Senior administration officials said Wednesday they are unsure whether Mr. Obama's new position would produce a net gain or loss in support, or whether the support and opposition for it would balance each other out.
The marriage issue is likely to resonate in future months, as White House aides said the president will continue to discuss the issue. At the same time, some Democrats are pushing for Mr. Obama to include support for gay marriage as a plank of the party platform when he accepts the nomination at the September convention. That move has the potential to divide the party.
States that have adopted constitutional bans on gay marriage also include the presidential-election battlegrounds of Wisconsin, Michigan, Virginia and Colorado. But because public opinion is fluid, it's hard to determine how Mr. Obama's view will affect his standing in those states.
Some politicians in either party appeared uneager to take up the issue Wednesday. Sen. Joe Manchin (D., W.Va.), who is running for re-election this fall, had no reaction to Mr. Obama's switch. Emily Bittner, Mr. Manchin's spokeswoman, said, "His position in the same—he believes marriage is between one man and one woman.''
Asked for his reaction, House Speaker John Boehner (R., Ohio) moved quickly to the economy. "`I have always believed that marriage is between a man and a woman, but Republicans here on Capitol Hill are focused in on economy,'' he said on the Fox Business Channel. "The American people are asking: Where are the jobs?"
Mr. Obama had essentially decided he is for gay marriage when the New York state legislature legalized it last June, aides said. Senior administration officials said the president, a former state legislator in Illinois, asked himself whether he would have voted in favor of the bill and decided he would have.
Mr.

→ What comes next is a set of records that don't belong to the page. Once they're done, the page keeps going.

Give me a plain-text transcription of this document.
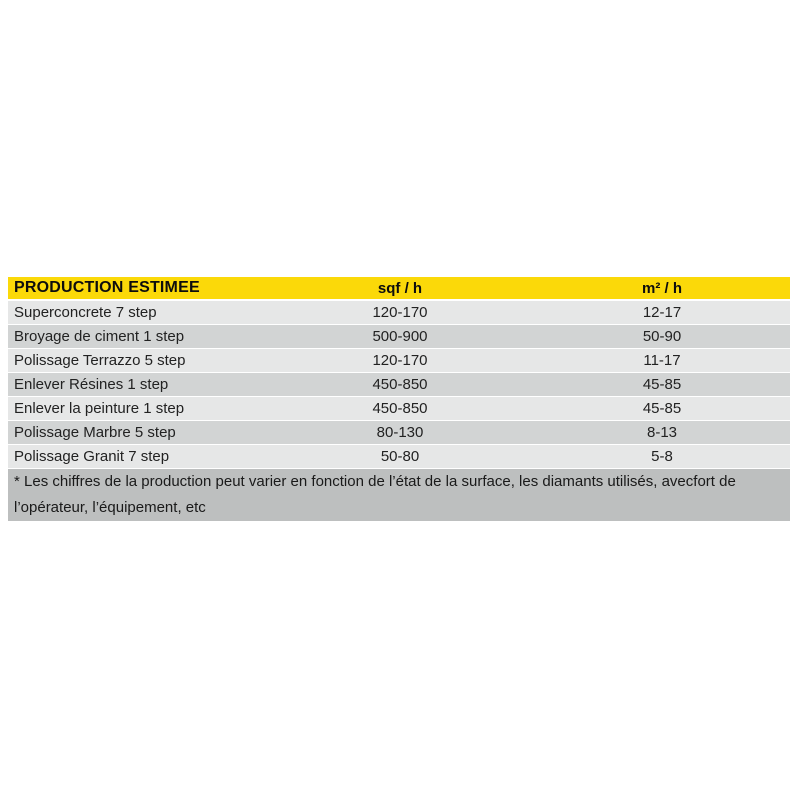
PRODUCTION ESTIMEE	sqf / h	m² / h
Superconcrete 7 step	120-170	12-17
Broyage de ciment 1 step	500-900	50-90
Polissage Terrazzo 5 step	120-170	11-17
Enlever Résines 1 step	450-850	45-85
Enlever la peinture 1 step	450-850	45-85
Polissage Marbre 5 step	80-130	8-13
Polissage Granit 7 step	50-80	5-8
* Les chiffres de la production peut varier en fonction de l’état de la surface, les diamants utilisés, avecfort de l’opérateur, l’équipement, etc
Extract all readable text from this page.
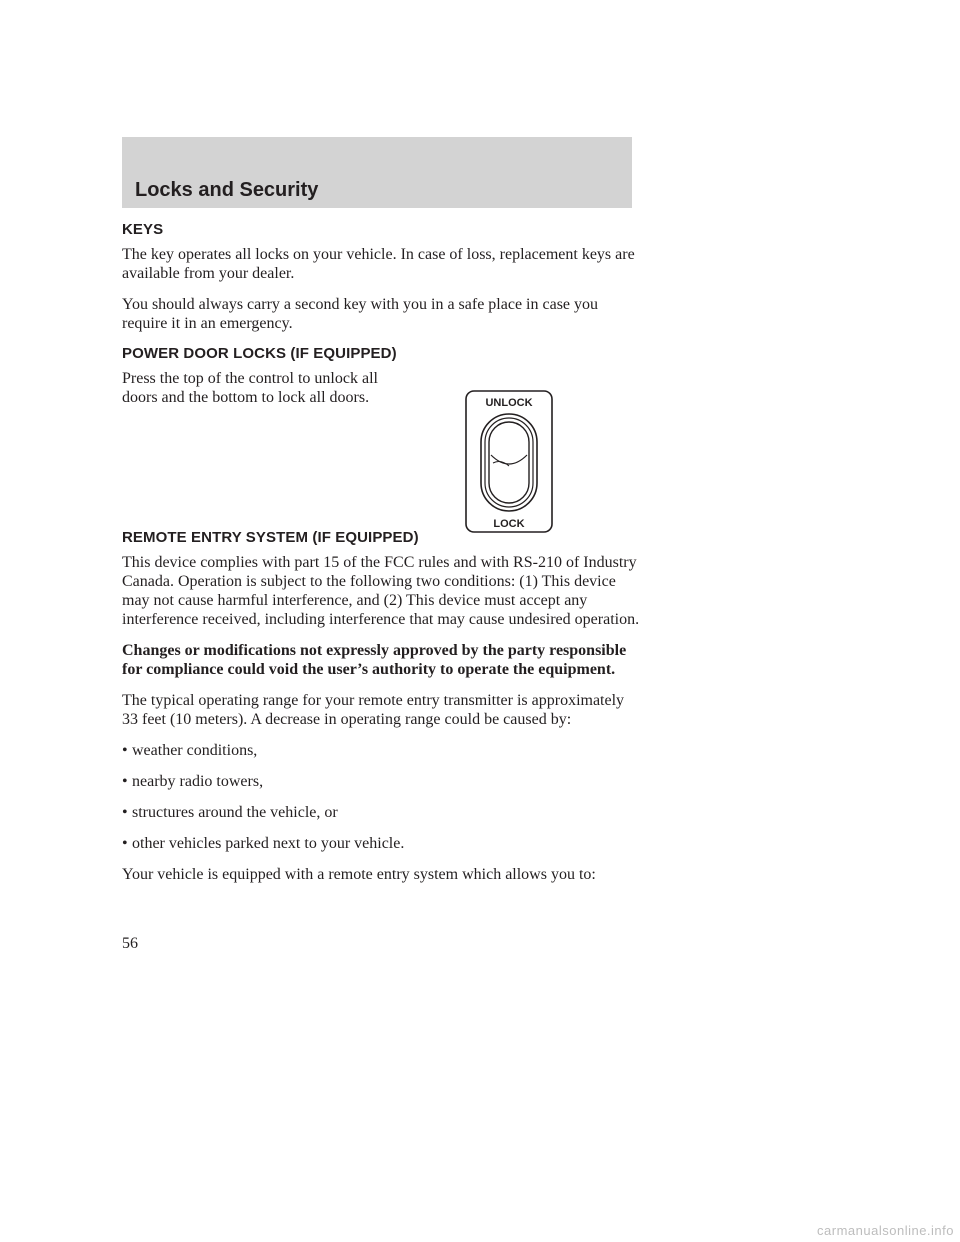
Locks and Security
KEYS
The key operates all locks on your vehicle. In case of loss, replacement keys are available from your dealer.
You should always carry a second key with you in a safe place in case you require it in an emergency.
POWER DOOR LOCKS (IF EQUIPPED)
Press the top of the control to unlock all doors and the bottom to lock all doors.	UNLOCK
LOCK
REMOTE ENTRY SYSTEM (IF EQUIPPED)
This device complies with part 15 of the FCC rules and with RS-210 of Industry Canada. Operation is subject to the following two conditions: (1) This device may not cause harmful interference, and (2) This device must accept any interference received, including interference that may cause undesired operation.
Changes or modifications not expressly approved by the party responsible for compliance could void the user’s authority to operate the equipment.
The typical operating range for your remote entry transmitter is approximately 33 feet (10 meters). A decrease in operating range could be caused by:
• weather conditions,
• nearby radio towers,
• structures around the vehicle, or
• other vehicles parked next to your vehicle.
Your vehicle is equipped with a remote entry system which allows you to:
56
carmanualsonline.info
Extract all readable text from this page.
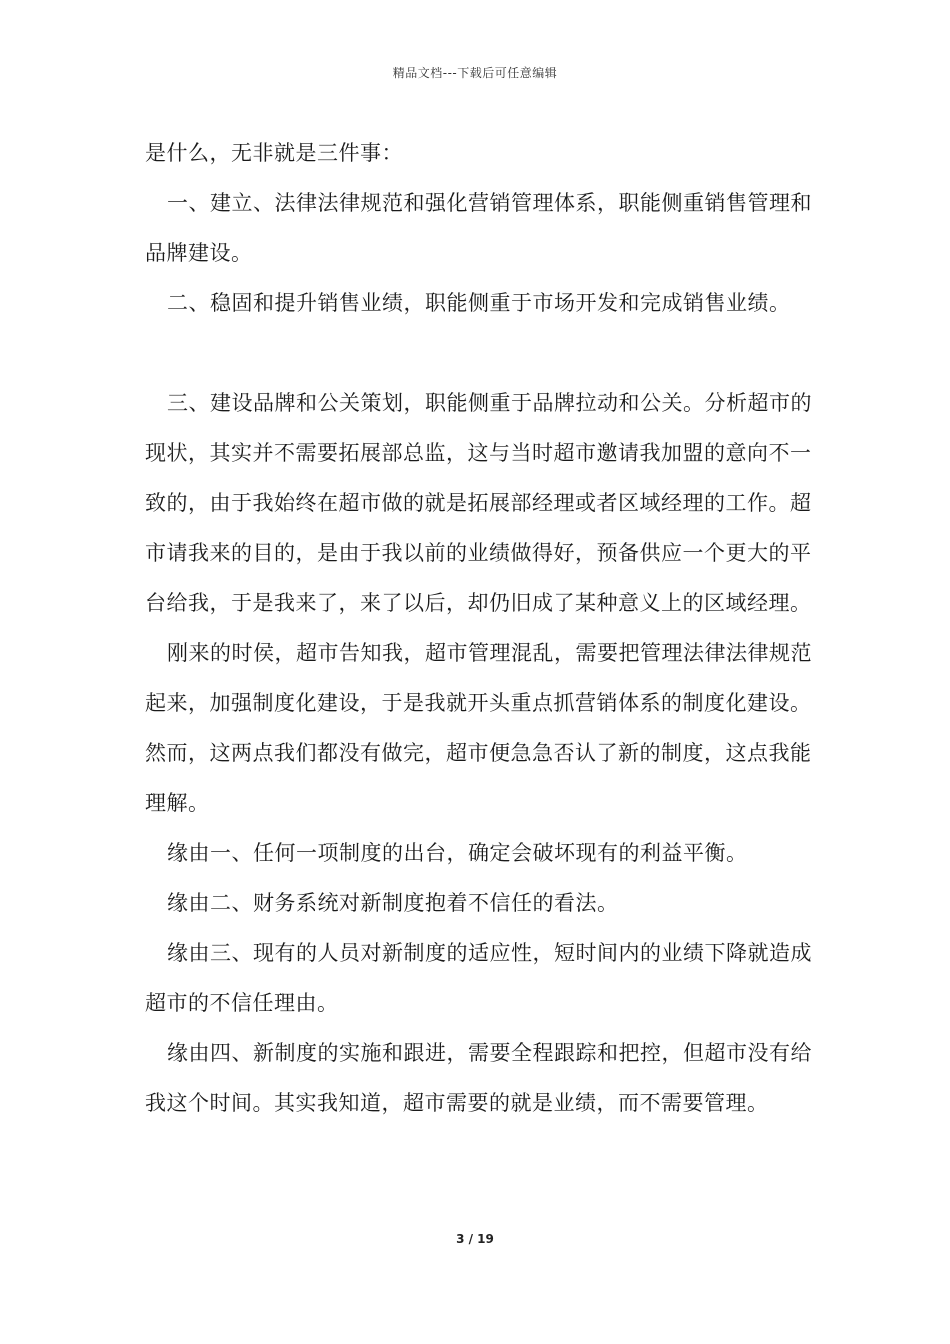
精品文档---下载后可任意编辑

是什么，无非就是三件事：

一、建立、法律法律规范和强化营销管理体系，职能侧重销售管理和品牌建设。

二、稳固和提升销售业绩，职能侧重于市场开发和完成销售业绩。

三、建设品牌和公关策划，职能侧重于品牌拉动和公关。分析超市的现状，其实并不需要拓展部总监，这与当时超市邀请我加盟的意向不一致的，由于我始终在超市做的就是拓展部经理或者区域经理的工作。超市请我来的目的，是由于我以前的业绩做得好，预备供应一个更大的平台给我，于是我来了，来了以后，却仍旧成了某种意义上的区域经理。

刚来的时侯，超市告知我，超市管理混乱，需要把管理法律法律规范起来，加强制度化建设，于是我就开头重点抓营销体系的制度化建设。然而，这两点我们都没有做完，超市便急急否认了新的制度，这点我能理解。

缘由一、任何一项制度的出台，确定会破坏现有的利益平衡。

缘由二、财务系统对新制度抱着不信任的看法。

缘由三、现有的人员对新制度的适应性，短时间内的业绩下降就造成超市的不信任理由。

缘由四、新制度的实施和跟进，需要全程跟踪和把控，但超市没有给我这个时间。其实我知道，超市需要的就是业绩，而不需要管理。

3 / 19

Obama's "evolving" stance had become untenable in recent days, in no small part because of the pro-gay marriage positions taken by Mr. Biden and other members of Mr. Obama's own cabinet.
Mr. Biden said Sunday on NBC that he is "absolutely comfortable" with same-sex couples getting married. Then on Monday, Education Secretary Arne Duncan, a friend of Mr. Obama's from Chicago, publicly endorsed same-sex marriage. Shaun Donovan, Mr. Obama's housing secretary, also has publicly backed gay marriage.
White House officials insisted that Mr. Biden's comments weren't intentionally meant to set the stage for Mr. Obama's announcement.